A new, specially adapted, self-cleaning, fish-friendly screen has been added to prevent fish and other debris from getting trapped.

The water leaves the Manuherikia River, travels up a race, through the pumping infrastructure and then back to the river.

The company's 76 shareholders have access to pumped water for irrigation.


Aqua Irrigation Ltd, which is contracted to the company to maintain the irrigation system, had the screen installed about two weeks ago.

Managing director Tim Anderson said raceman Greg Dobson was employed to look after the infrastructure, including the pumping equipment, pump shed and races.

Until two weeks ago, Mr Dobson had to make several trips to the pump station each day to clean the old screen, which protected the pumping system from accumulated rubbish.

''We got all sorts of willow leaves, weed and algae and fish coming through the water,'' Mr Anderson said.

''Up to now the old screen was manually cleaned and that was done three of four times a day and it was a significant part of the operation.''

The company had installed the new screen that had been adapted to the specific requirements of the Galloway system.

It handled a maximum of 350 litres per second.
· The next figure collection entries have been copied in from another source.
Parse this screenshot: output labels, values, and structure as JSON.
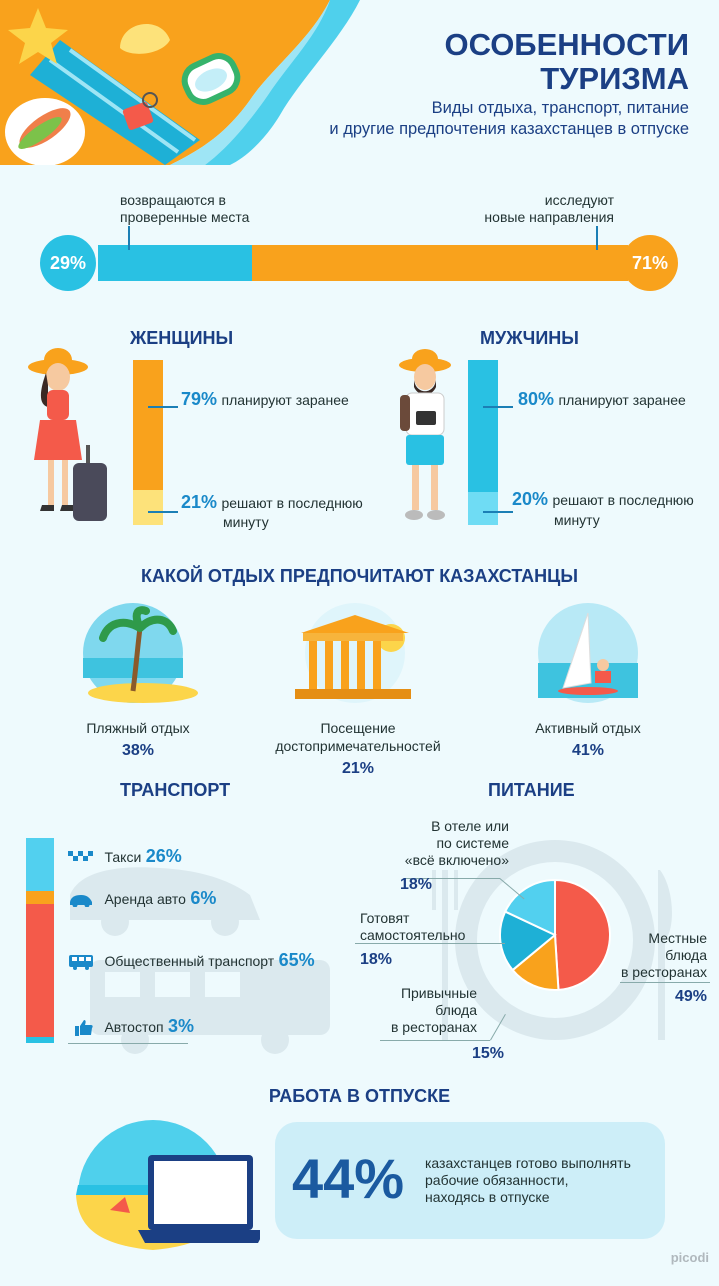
{
  "header": {
    "title_line1": "ОСОБЕННОСТИ",
    "title_line2": "ТУРИЗМА",
    "subtitle_line1": "Виды отдыха, транспорт, питание",
    "subtitle_line2": "и другие предпочтения казахстанцев в отпуске"
  },
  "destinations": {
    "left_label_line1": "возвращаются в",
    "left_label_line2": "проверенные места",
    "right_label_line1": "исследуют",
    "right_label_line2": "новые направления",
    "left_pct": "29%",
    "right_pct": "71%",
    "left_value": 29,
    "right_value": 71,
    "colors": {
      "left": "#29c1e3",
      "right": "#f9a21c"
    }
  },
  "women": {
    "title": "ЖЕНЩИНЫ",
    "plan_pct": "79%",
    "plan_label": "планируют заранее",
    "plan_value": 79,
    "last_pct": "21%",
    "last_label_line1": "решают в последнюю",
    "last_label_line2": "минуту",
    "last_value": 21,
    "colors": {
      "plan": "#f9a21c",
      "last": "#fde27a"
    }
  },
  "men": {
    "title": "МУЖЧИНЫ",
    "plan_pct": "80%",
    "plan_label": "планируют заранее",
    "plan_value": 80,
    "last_pct": "20%",
    "last_label_line1": "решают в последнюю",
    "last_label_line2": "минуту",
    "last_value": 20,
    "colors": {
      "plan": "#29c1e3",
      "last": "#6fdcf4"
    }
  },
  "leisure": {
    "title": "КАКОЙ ОТДЫХ ПРЕДПОЧИТАЮТ КАЗАХСТАНЦЫ",
    "items": [
      {
        "label_line1": "Пляжный отдых",
        "label_line2": "",
        "pct": "38%"
      },
      {
        "label_line1": "Посещение",
        "label_line2": "достопримечательностей",
        "pct": "21%"
      },
      {
        "label_line1": "Активный отдых",
        "label_line2": "",
        "pct": "41%"
      }
    ]
  },
  "transport": {
    "title": "ТРАНСПОРТ",
    "items": [
      {
        "icon": "taxi-icon",
        "label": "Такси",
        "pct": "26%",
        "value": 26,
        "color": "#52d0ef"
      },
      {
        "icon": "car-icon",
        "label": "Аренда авто",
        "pct": "6%",
        "value": 6,
        "color": "#f9a21c"
      },
      {
        "icon": "bus-icon",
        "label": "Общественный транспорт",
        "pct": "65%",
        "value": 65,
        "color": "#f45a4a"
      },
      {
        "icon": "thumb-up-icon",
        "label": "Автостоп",
        "pct": "3%",
        "value": 3,
        "color": "#29c1e3"
      }
    ]
  },
  "food": {
    "title": "ПИТАНИЕ",
    "hotel_label_line1": "В отеле или",
    "hotel_label_line2": "по системе",
    "hotel_label_line3": "«всё включено»",
    "hotel_pct": "18%",
    "self_label_line1": "Готовят",
    "self_label_line2": "самостоятельно",
    "self_pct": "18%",
    "usual_label_line1": "Привычные",
    "usual_label_line2": "блюда",
    "usual_label_line3": "в ресторанах",
    "usual_pct": "15%",
    "local_label_line1": "Местные",
    "local_label_line2": "блюда",
    "local_label_line3": "в ресторанах",
    "local_pct": "49%"
  },
  "chart_data": [
    {
      "type": "bar",
      "title": "",
      "categories": [
        "возвращаются в проверенные места",
        "исследуют новые направления"
      ],
      "values": [
        29,
        71
      ]
    },
    {
      "type": "bar",
      "title": "ЖЕНЩИНЫ",
      "categories": [
        "планируют заранее",
        "решают в последнюю минуту"
      ],
      "values": [
        79,
        21
      ]
    },
    {
      "type": "bar",
      "title": "МУЖЧИНЫ",
      "categories": [
        "планируют заранее",
        "решают в последнюю минуту"
      ],
      "values": [
        80,
        20
      ]
    },
    {
      "type": "bar",
      "title": "КАКОЙ ОТДЫХ ПРЕДПОЧИТАЮТ КАЗАХСТАНЦЫ",
      "categories": [
        "Пляжный отдых",
        "Посещение достопримечательностей",
        "Активный отдых"
      ],
      "values": [
        38,
        21,
        41
      ]
    },
    {
      "type": "bar",
      "title": "ТРАНСПОРТ",
      "categories": [
        "Такси",
        "Аренда авто",
        "Общественный транспорт",
        "Автостоп"
      ],
      "values": [
        26,
        6,
        65,
        3
      ]
    },
    {
      "type": "pie",
      "title": "ПИТАНИЕ",
      "categories": [
        "Местные блюда в ресторанах",
        "Привычные блюда в ресторанах",
        "Готовят самостоятельно",
        "В отеле или по системе «всё включено»"
      ],
      "values": [
        49,
        15,
        18,
        18
      ],
      "colors": [
        "#f45a4a",
        "#f9a21c",
        "#1eb0d6",
        "#52d0ef"
      ]
    }
  ],
  "work": {
    "title": "РАБОТА В ОТПУСКЕ",
    "pct": "44%",
    "text_line1": "казахстанцев готово выполнять",
    "text_line2": "рабочие обязанности,",
    "text_line3": "находясь в отпуске"
  },
  "brand": {
    "name": "picodi"
  }
}
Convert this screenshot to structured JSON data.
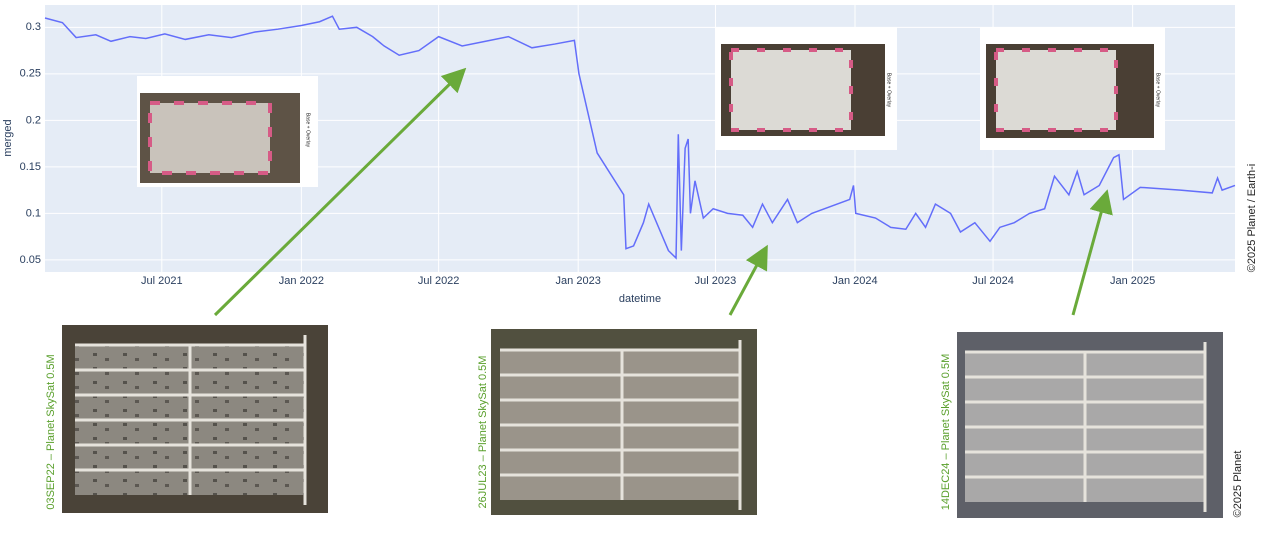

Mr Anderson said the screen rotated and jets of water inside the drum sprayed against the mesh, forcing any rubbish or fish off the outer surface.

''We have built little concrete walls and a new inlet structure.''

He said while there were a couple of other screens on schemes in the region, this particular one was ''unique in that situation''.

''With the water velocity going through, it stops any fish or wildlife being sucked against it,'' he said.

''It is also designed to meet regional council requirements.

''This is a step up for Galloway, which is a very old Ministry of Works system.

''It is a quantum leap for them, going from a system that was heavily dependent on labour to something that is fully automated.

''What they had before was labour intensive and not particularly efficient.''

He said the $35,000 cost represent a significant investment for the company.

''We expect it to last at least 20 years before it needs any significant maintenance,'' he said.